I am always encouraged when I discover how much rural communities are doing, with meager resources for the conservation of biodiversity. Today I would like to welcome The Water Hole an appropriately named blog run by the East African Wildlife Society, the Cousin Island and the Giraffe Sanctuary blogs. All three new blogs represent important conservation activities in the region. The EAWLS has been at the forefront of conservation in East Africa since 1961 – this advocacy group is something of a watchdog keeping our government policies in check by engaging the population. Their magazine SWARA is perhaps the most informative wildlife journal in the region. The coming issue focuses on one of our greatest concerns, mountain gorillas in the eastern Congo.
I’d also like to introduce a unique project in Garissa, north eastern Kenya. This semi arid area is populated by semi nomadic people who have voluntarily decided to protect the herds of giraffe that are highly threatened here. I am inspired by the warden and his scouts who patrol and do snare removal in the area, educate the population and stop the habitat destruction. These people living in an extremely dry harsh environment, are doing it as volunteers.
Finally, Cousin Island in the Seychelles is home to many endemic species of frogs, birds, fish and plants.
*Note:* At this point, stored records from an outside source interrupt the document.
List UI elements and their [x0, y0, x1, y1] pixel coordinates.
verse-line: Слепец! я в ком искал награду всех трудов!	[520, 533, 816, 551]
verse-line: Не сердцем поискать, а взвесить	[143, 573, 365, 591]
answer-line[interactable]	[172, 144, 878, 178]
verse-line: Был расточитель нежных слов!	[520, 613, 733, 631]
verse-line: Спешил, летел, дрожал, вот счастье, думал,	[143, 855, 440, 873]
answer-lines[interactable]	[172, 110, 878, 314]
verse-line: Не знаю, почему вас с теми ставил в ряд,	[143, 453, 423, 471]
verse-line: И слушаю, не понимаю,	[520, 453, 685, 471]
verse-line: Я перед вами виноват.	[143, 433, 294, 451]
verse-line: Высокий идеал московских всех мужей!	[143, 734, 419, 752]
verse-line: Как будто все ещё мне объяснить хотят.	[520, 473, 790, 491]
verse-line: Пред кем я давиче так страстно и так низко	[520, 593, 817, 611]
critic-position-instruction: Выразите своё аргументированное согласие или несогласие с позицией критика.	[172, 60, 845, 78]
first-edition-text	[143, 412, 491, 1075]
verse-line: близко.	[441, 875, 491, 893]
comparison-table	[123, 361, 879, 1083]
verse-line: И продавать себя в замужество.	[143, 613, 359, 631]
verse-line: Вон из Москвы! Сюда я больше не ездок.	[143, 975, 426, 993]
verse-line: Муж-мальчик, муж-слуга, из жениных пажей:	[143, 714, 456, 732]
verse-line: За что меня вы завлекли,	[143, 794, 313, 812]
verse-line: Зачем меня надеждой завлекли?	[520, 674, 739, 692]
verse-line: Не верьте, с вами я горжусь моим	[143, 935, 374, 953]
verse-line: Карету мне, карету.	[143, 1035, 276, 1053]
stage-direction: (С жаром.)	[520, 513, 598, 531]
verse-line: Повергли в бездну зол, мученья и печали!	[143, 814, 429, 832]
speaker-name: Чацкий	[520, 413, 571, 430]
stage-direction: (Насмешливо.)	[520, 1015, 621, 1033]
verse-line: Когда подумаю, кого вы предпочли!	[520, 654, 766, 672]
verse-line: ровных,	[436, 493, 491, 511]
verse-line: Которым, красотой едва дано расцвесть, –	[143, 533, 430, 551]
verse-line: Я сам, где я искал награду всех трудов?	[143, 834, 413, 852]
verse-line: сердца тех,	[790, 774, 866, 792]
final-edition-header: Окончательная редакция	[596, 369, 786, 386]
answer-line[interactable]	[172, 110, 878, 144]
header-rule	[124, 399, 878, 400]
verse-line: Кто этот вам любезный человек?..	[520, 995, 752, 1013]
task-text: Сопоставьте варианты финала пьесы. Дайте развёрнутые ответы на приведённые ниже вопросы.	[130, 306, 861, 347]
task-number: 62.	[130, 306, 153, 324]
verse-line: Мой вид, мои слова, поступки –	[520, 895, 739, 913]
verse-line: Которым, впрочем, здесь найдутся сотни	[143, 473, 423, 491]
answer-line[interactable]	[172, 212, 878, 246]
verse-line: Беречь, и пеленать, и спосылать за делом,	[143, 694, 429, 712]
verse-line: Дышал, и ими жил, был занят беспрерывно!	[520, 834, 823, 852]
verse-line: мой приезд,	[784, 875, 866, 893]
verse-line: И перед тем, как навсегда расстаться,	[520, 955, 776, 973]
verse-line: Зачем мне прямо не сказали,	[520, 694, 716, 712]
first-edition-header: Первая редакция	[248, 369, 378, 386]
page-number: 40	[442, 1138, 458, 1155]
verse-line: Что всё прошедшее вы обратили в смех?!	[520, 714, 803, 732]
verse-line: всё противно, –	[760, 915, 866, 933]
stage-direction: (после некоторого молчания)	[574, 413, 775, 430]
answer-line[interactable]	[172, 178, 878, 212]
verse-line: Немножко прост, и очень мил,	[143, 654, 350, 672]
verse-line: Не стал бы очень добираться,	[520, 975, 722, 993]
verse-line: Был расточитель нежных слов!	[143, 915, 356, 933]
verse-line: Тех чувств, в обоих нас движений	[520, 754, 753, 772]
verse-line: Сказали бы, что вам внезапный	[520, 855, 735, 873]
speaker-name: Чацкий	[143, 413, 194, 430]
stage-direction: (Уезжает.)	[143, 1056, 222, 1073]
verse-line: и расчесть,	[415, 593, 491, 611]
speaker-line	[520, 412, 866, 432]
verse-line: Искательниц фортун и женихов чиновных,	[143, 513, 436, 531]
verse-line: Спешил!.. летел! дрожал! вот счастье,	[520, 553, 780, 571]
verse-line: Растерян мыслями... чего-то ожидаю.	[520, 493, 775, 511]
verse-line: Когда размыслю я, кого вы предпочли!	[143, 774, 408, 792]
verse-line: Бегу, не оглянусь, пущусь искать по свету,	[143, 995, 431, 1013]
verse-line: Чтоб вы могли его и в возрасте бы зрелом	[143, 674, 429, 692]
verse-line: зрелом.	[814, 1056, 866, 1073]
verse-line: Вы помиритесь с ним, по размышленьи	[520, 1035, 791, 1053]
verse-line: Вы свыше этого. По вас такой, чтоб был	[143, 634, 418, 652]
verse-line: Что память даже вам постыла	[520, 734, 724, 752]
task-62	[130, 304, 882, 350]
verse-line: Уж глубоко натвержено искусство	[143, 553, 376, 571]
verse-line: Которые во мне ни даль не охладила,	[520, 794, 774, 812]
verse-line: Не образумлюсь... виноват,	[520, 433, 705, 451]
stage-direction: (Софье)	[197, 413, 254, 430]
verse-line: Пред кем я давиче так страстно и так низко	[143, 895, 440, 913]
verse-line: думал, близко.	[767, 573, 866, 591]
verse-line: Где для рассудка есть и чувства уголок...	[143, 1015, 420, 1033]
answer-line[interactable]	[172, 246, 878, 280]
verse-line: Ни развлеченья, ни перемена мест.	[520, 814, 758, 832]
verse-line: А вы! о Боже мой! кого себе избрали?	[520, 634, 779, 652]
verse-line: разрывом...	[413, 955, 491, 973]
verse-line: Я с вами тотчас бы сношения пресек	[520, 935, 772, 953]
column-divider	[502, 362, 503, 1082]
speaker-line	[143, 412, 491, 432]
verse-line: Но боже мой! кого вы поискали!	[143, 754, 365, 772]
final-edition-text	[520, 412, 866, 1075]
This unique island is managed by a local NGO Nature Seychelles, another example of local conservation. All these organizations are successful because they have developed a community of people who care. I hope you will take time to find out more about them and support them with your comments and donations.
After spending many years struggling to achieve wildlife conservation in Kenya, I decided to start WildlifeDirect to solve a very real problem in Africa, the lack of adequate funds to protect the continents unique wildlife heritage. A cash endowment was the obvious solution, but nobody would give us the amounts of money that we required. Persuading individual donors to give support was not easy because most people are unaware of what is going on in conservation until there is a crisis. I needed to find another way to raise awareness and funds on a continuous basis.
WildlifeDirect was conceived as a way of facilitating exchanges between the front lines of conservation and the rest of the world, to create a community of people concerned about conservation and to allow for direct interaction with and support to the conservationists on the ground. Our website is a set of tools to make this happen – and I’m very proud of the success so far. Not only have we enabled a number of interesting and courageous conservationists to write blogs from the frontlines, but I am encouraged that the world is reading, listening, and taking action.
What’s unique about WildlifeDirect is that donors can select what they want to send a donation for, monitor how their donation worked, and learn about the day to day activities on the ground. All of this with the knowledge that the donations are transferred to the field, net only of bank fees. For some projects this has been a godsend, especially in times of critical need. Gorilla protection for example is our oldest blog started in January this year and it has already earned tens of thousands of dollars for emergency response following the attacks on the Rugendo family in July.
The early success of wildlifedirect.org has made us realize the potential of using the internet to create an online global conservation community. Our goal is to reach 250,000 people each month by the end of 2008 as this will enable us to generate the funds we need to support our partners on the ground. My team and I will be using this blog to tell you how you can help us, how we are doing and to give you my personal opinions about conservation in general.
I sincerely hope you will use this space to share and exchange your views too.